Our standard bolsters are 304 stainless and the blade steel is CPM S35VN – our CPM S35VN chef’s knives are a strong step above cheaper mass market steels both in edge holding and durability. Our update post “S30V vs S35VN”on the topic outlines it’s superiority to other commonly used knife steels and edge in professional kitchen knife applications as well.  Our other updates are valuable for the consumer to learn about the best options available for their kitchen, chef’s, and hunting knife needs.  We plan to provide many options to the discerning professional for their choice of a CPM S35VN kitchen knife in the future, from paring to gyuto with chef’s and nakiris such as these available as well.

These are expensive to produce, and the performance is second to none. In addition to S35VN chef’s knives we have several of the remaining S35VN nakiri from 2023, a Japanese styled vegetable knife which is superior for fine dicing operations due to it’s wide blade and nearly straight cutting edge – those have the prior “Apex Ironworks” etch which is now discontinued.

Take a look below through our current offerings.

 

 

What about a CPM S35VN Kitchen Knife?

A typical application for someone wanting to own a CPM S35VN kitchen knife would be a chef’s knife – featured above – of the familiar Western pattern in S35VN (or some other quality steel such as CPM S45VN or MagnaCut).  Although any kitchen knife would benefit from high performance CPM S35VN the real workhorse in the kitchen is the chef’s knife. Smaller knives benefit as well – a parer would be the perfect example of an S35VN kitchen knife as the long wearing high performance blade steel would allow long casual usage with little touching up of the edge required.

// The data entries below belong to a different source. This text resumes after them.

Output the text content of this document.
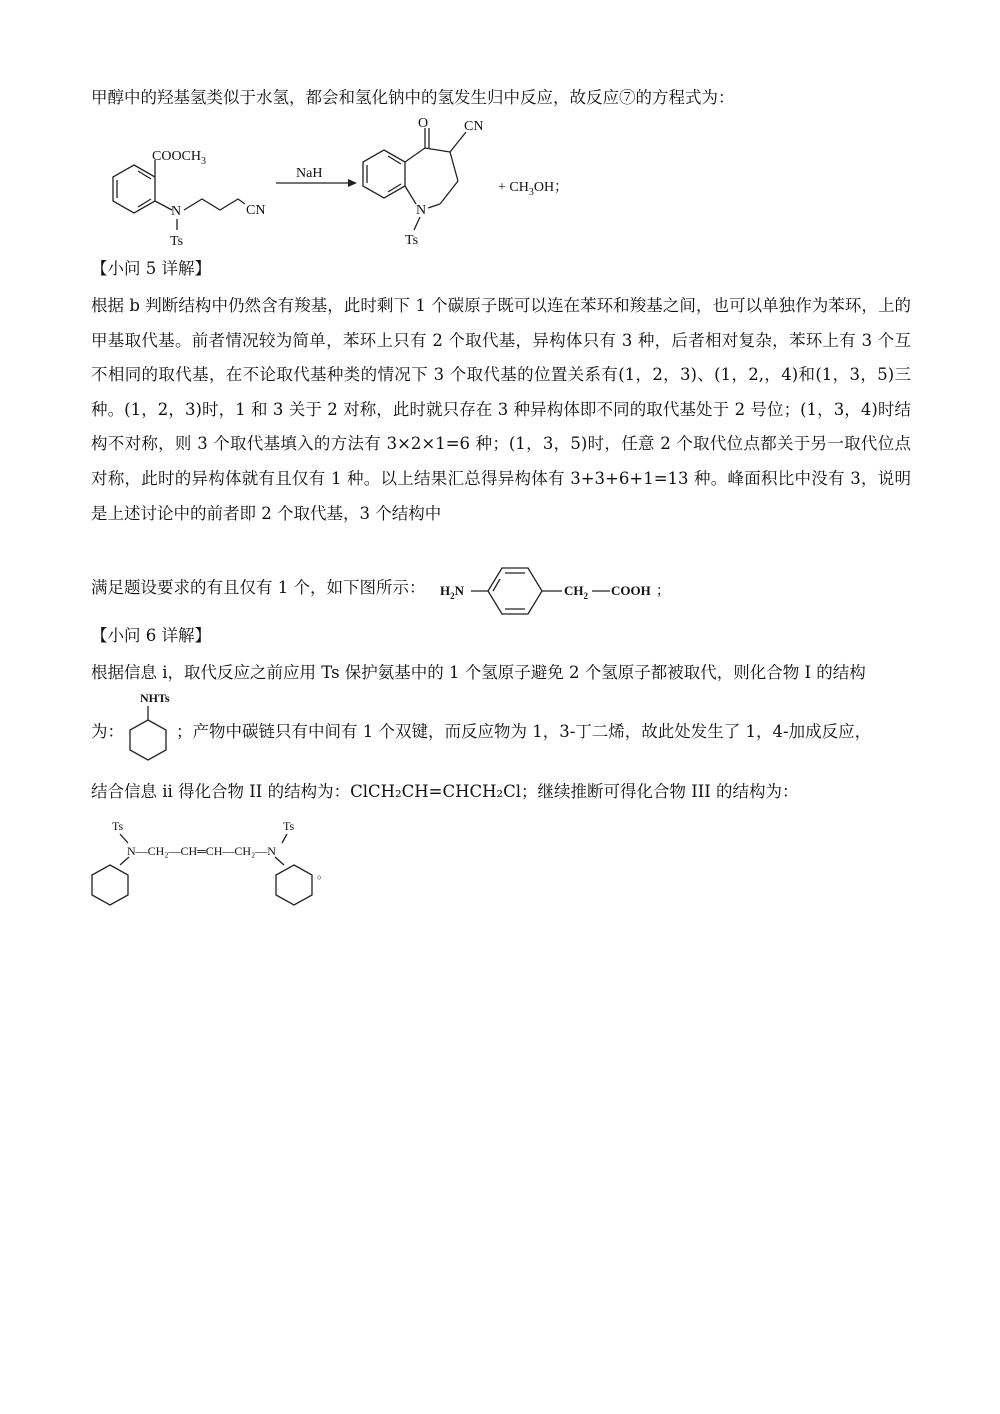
甲醇中的羟基氢类似于水氢，都会和氢化钠中的氢发生归中反应，故反应⑦的方程式为：
$COOCH_3$
N
Ts
CN
NaH
O	CN
N
Ts
+ $CH_3OH$；
【小问 5 详解】
根据 b 判断结构中仍然含有羧基，此时剩下 1 个碳原子既可以连在苯环和羧基之间，也可以单独作为苯环，上的甲基取代基。前者情况较为简单，苯环上只有 2 个取代基，异构体只有 3 种，后者相对复杂，苯环上有 3 个互不相同的取代基，在不论取代基种类的情况下 3 个取代基的位置关系有(1，2，3)、(1，2,，4)和(1，3，5)三种。(1，2，3)时，1 和 3 关于 2 对称，此时就只存在 3 种异构体即不同的取代基处于 2 号位；(1，3，4)时结构不对称，则 3 个取代基填入的方法有 3×2×1=6 种；(1，3，5)时，任意 2 个取代位点都关于另一取代位点对称，此时的异构体就有且仅有 1 种。以上结果汇总得异构体有 3+3+6+1=13 种。峰面积比中没有 3，说明是上述讨论中的前者即 2 个取代基，3 个结构中
满足题设要求的有且仅有 1 个，如下图所示： $H_2N$	$CH_2$ COOH ；
【小问 6 详解】
根据信息 i，取代反应之前应用 Ts 保护氨基中的 1 个氢原子避免 2 个氢原子都被取代，则化合物 I 的结构
为：
NHTs
；产物中碳链只有中间有 1 个双键，而反应物为 1，3-丁二烯，故此处发生了 1，4-加成反应，
结合信息 ii 得化合物 II 的结构为：ClCH₂CH=CHCH₂Cl；继续推断可得化合物 III 的结构为：
Ts
N—CH₂—CH═CH—CH₂—N
Ts
。
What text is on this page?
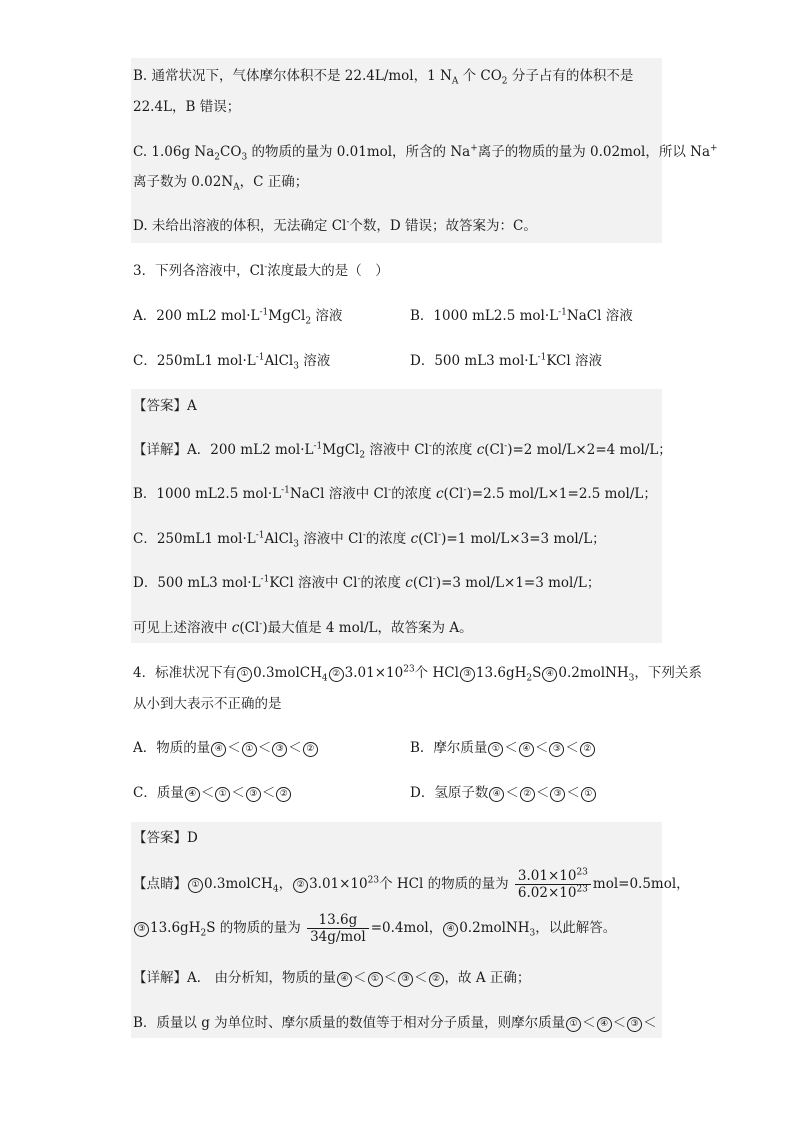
B. 通常状况下，气体摩尔体积不是 22.4L/mol，1 $N_A$ 个 $CO_2$ 分子占有的体积不是
22.4L，B 错误；
C. 1.06g $Na_2CO_3$ 的物质的量为 0.01mol，所含的 Na+离子的物质的量为 0.02mol，所以 Na+
离子数为 $0.02N_A$，C 正确；
D. 未给出溶液的体积，无法确定 Cl-个数，D 错误；故答案为：C。
3．下列各溶液中，Cl-浓度最大的是（　）
A．200 mL2 $mol\cdot L^{-1}MgCl_2$ 溶液	B．1000 mL2.5 $mol\cdot L^{-1}NaCl$ 溶液
C．250mL1 $mol\cdot L^{-1}AlCl_3$ 溶液	D．500 mL3 $mol\cdot L^{-1}KCl$ 溶液
【答案】A
【详解】A．200 mL2 $mol\cdot L^{-1}MgCl_2$ 溶液中 Cl-的浓度 c(Cl-)=2 mol/L×2=4 mol/L；
B．1000 mL2.5 $mol\cdot L^{-1}NaCl$ 溶液中 Cl-的浓度 c(Cl-)=2.5 mol/L×1=2.5 mol/L；
C．250mL1 $mol\cdot L^{-1}AlCl_3$ 溶液中 Cl-的浓度 c(Cl-)=1 mol/L×3=3 mol/L；
D．500 mL3 $mol\cdot L^{-1}KCl$ 溶液中 Cl-的浓度 c(Cl-)=3 mol/L×1=3 mol/L；
可见上述溶液中 c(Cl-)最大值是 4 mol/L，故答案为 A。
4．标准状况下有 ① 0.3molCH$_4$ ② $3.01\times 10^{23}$个 HCl ③ $13.6gH_2S$ ④ 0.2molNH$_3$，下列关系
从小到大表示不正确的是
A．物质的量 ④ ＜ ① ＜ ③ ＜ ②	B．摩尔质量 ① ＜ ④ ＜ ③ ＜ ②
C．质量 ④ ＜ ① ＜ ③ ＜ ②	D．氢原子数 ④ ＜ ② ＜ ③ ＜ ①
【答案】D
【点睛】 ① 0.3molCH$_4$， ② $3.01\times 10^{23}$个 HCl 的物质的量为 $\frac{3.01\times 10^{23}}{6.02\times 10^{23}} mol=0.5mol$，
③ $13.6gH_2S$ 的物质的量为 $\frac{13.6g}{\text{34g/mol}} =0.4mol$， ④ 0.2molNH$_3$，以此解答。
【详解】A． 由分析知，物质的量 ④ ＜ ① ＜ ③ ＜ ② ，故 A 正确；
B．质量以 g 为单位时、摩尔质量的数值等于相对分子质量，则摩尔质量 ① ＜ ④ ＜ ③ ＜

Another application where the investment in a CPM S35VN kitchen knife would make sense is a nakiri – a S35VN nakiri would be long wearing, with a durable edge with long retention of it’s keen nature for prolonged periods of enjoyment without any maintenance required. Between the general purpose usage of a chef’s knife or the specific and skillful chopping and manipulation of foodstuffs a nakiri provides, a CPM S35VN kitchen knife would be a fine addition with far more reliable performance than a department-store equivalent.